Learning Bit by Bit – Jaron Lanier

You Are Not A Gadget (Chapters 1 – 3)
By Jaron Lanier

Lanier Begins a section in his book with the statement: “The most important thing about a technology is how it changes people.”…In relative terms technology itself could be defined as that which reinvents its inventor, be it spoken language, a neolithic stone axe, or a marginalizing database of personal attributes on a social network. That is… that technologies, whether they are abstract systems or specialized physical tools, redefine a society or individual by enabling a path that was obstructed or impassible without it. In this sense technologies can be thought of as both imperatives to a species’ survival in an absolute sense, but also as rifts or deterministic events that are often not perceived until long after they have occurred. It might also be worth saying that once these paths are perceived, there is something uniquely human in the inability not to pursue them; that is that once we imagine that something might be technically possible it is never a question of if but when.

The scope of Lanier’s book, at least the first three chapters of it, distills the conundrum of standardization and plasticity in information systems / individual agency and crowd based models in those systems.

Lanier describes a precipice of technological standardization, which he terms “Lock-in” as the often unforeseeable consequences of social adherence to a system standard. He gives the example of MIDI, a system developed by Dave Smith in the 1980′s to control multiple synthesizers. MIDI, for lack of any significant alternatives at the time soon became the standard, not only for the instruments it was designed for but for instrumentation it was not. In this sense the accepted standard has a potentially negative determinism by marginalizing against things that don’t adhere to it well and by offering the benefits to things that do. In the case of MIDI it unintentionally enabled specific genres of music and arguably disabled others. Had MIDI allowed for better manipulation of other instrumentation… 80′s music may have sounded different.

Other examples might be Apple’s App Store forcing developers to adhere to specific standards and rules, or the acceptance of Romanized keyboard input for Asian languages. In the case of the App Store the peril might be the inability to be innovative within restricted hardware guidelines or censorship. With Asian language input, inability to write one’s language without a text input device is a growing problem, as people forget how to manually write characters and increasingly rely on automatic conversion from romanized phonetics.

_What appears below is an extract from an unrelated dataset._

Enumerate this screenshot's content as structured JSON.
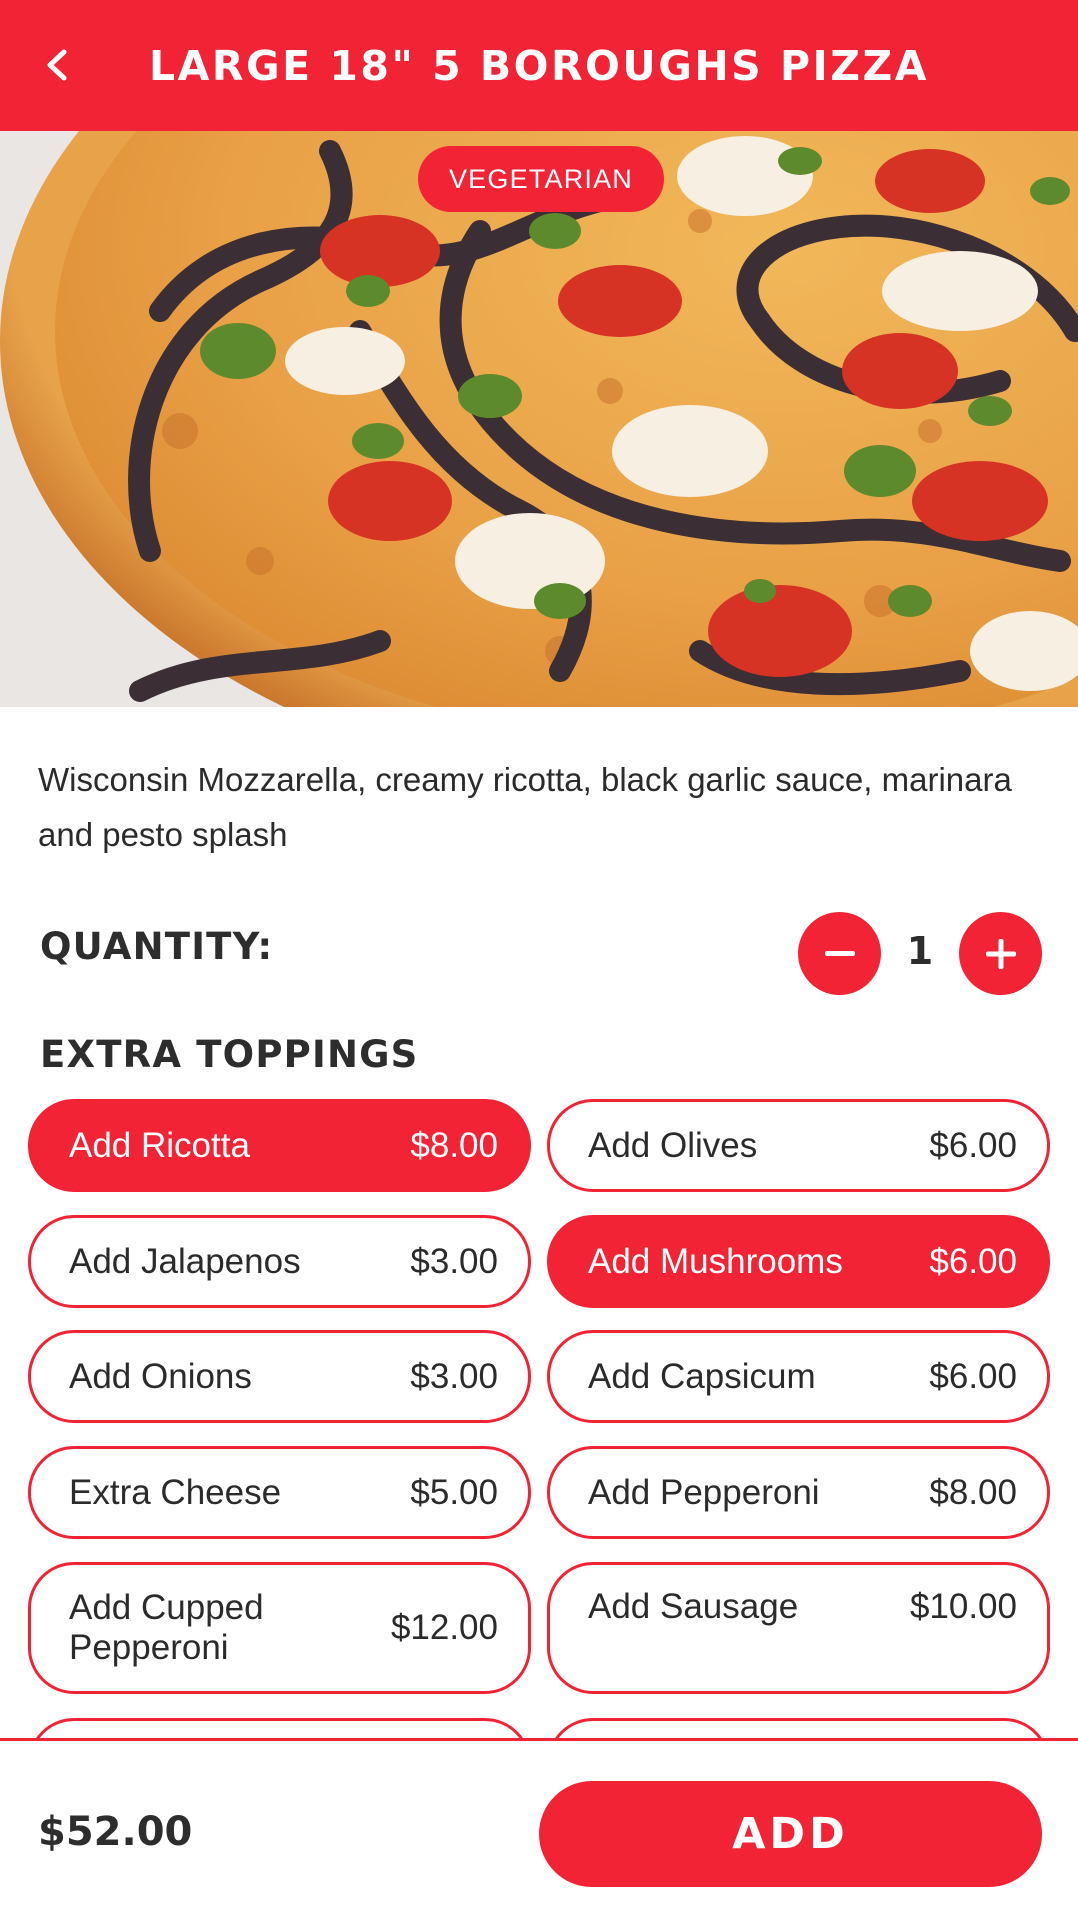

Within this larger problem seems the principle that, given no competing alternative, convenience always wins, and when there is an alternative the most convenient option wins regardless of how superior in quality, plasticity, or how well suited it is for future needs. The real core of the problem can be seen when the level of investment in a given standard outweighs the benefit or cost of revising or replacing it. More often than not this is the case, though with something like the App Store the standard is an artificial market-driven strategy and could revised at any time. In the case of western keyboard input or Linux, revision or replacement is next to impossible due to the number of dependencies on them. The social impact of this paradigm is the focus of Lanier’s criticism.

Similarly Lanier describes the origins of anonymous agency on the net as being formed in the early days of Usenet, and explains the unfortunate consequences that would eventually result in things like Trolling. While Lanier argues that it would not have been so difficult for Usenet to have employed a system where user’s identities were known, it could be countered that it was simply that convenient not to… again convenience always wins.

Lanier describes a  process of “self reductionism” specific to social networking, a model in which an individual begins to define them self based on more or less arbitrary criteria set in place by a social networking site like Facebook rather than established choices in the “real world”. While it remains speculative as to where models like Facebook will go if anywhere at all, the same issue presents itself perhaps more stealthily in the form of personalized search.

Though the problem is varied, we can attempt to simplify it, the notion of personalized search is certainly in the same class as the marketing of a”personal graph” and other peer group advertising models, but because search acts as point of mediation, a primary and definitive point of user experience and access to content, the implications are perhaps more impacting. While Lanier speculates on the viability of Facebook’s business model, citing the failures of things like Beacon, though there may be a larger Personalized search aims at enriching personal experience of the internet and does so successfully in certain terms; that is it can provide a filter for more or less desired content. The problem arrises when that model of personalization is a cumulative one, or when the user profile is a compilation of past behavior, which even with the best predictive models to date, it only can be. In this sense the user builds a confined version of the internet unknowingly through self censorship or self segregation. The danger is that the user would find it hard to detect this effect… how would you miss what you don’t know about?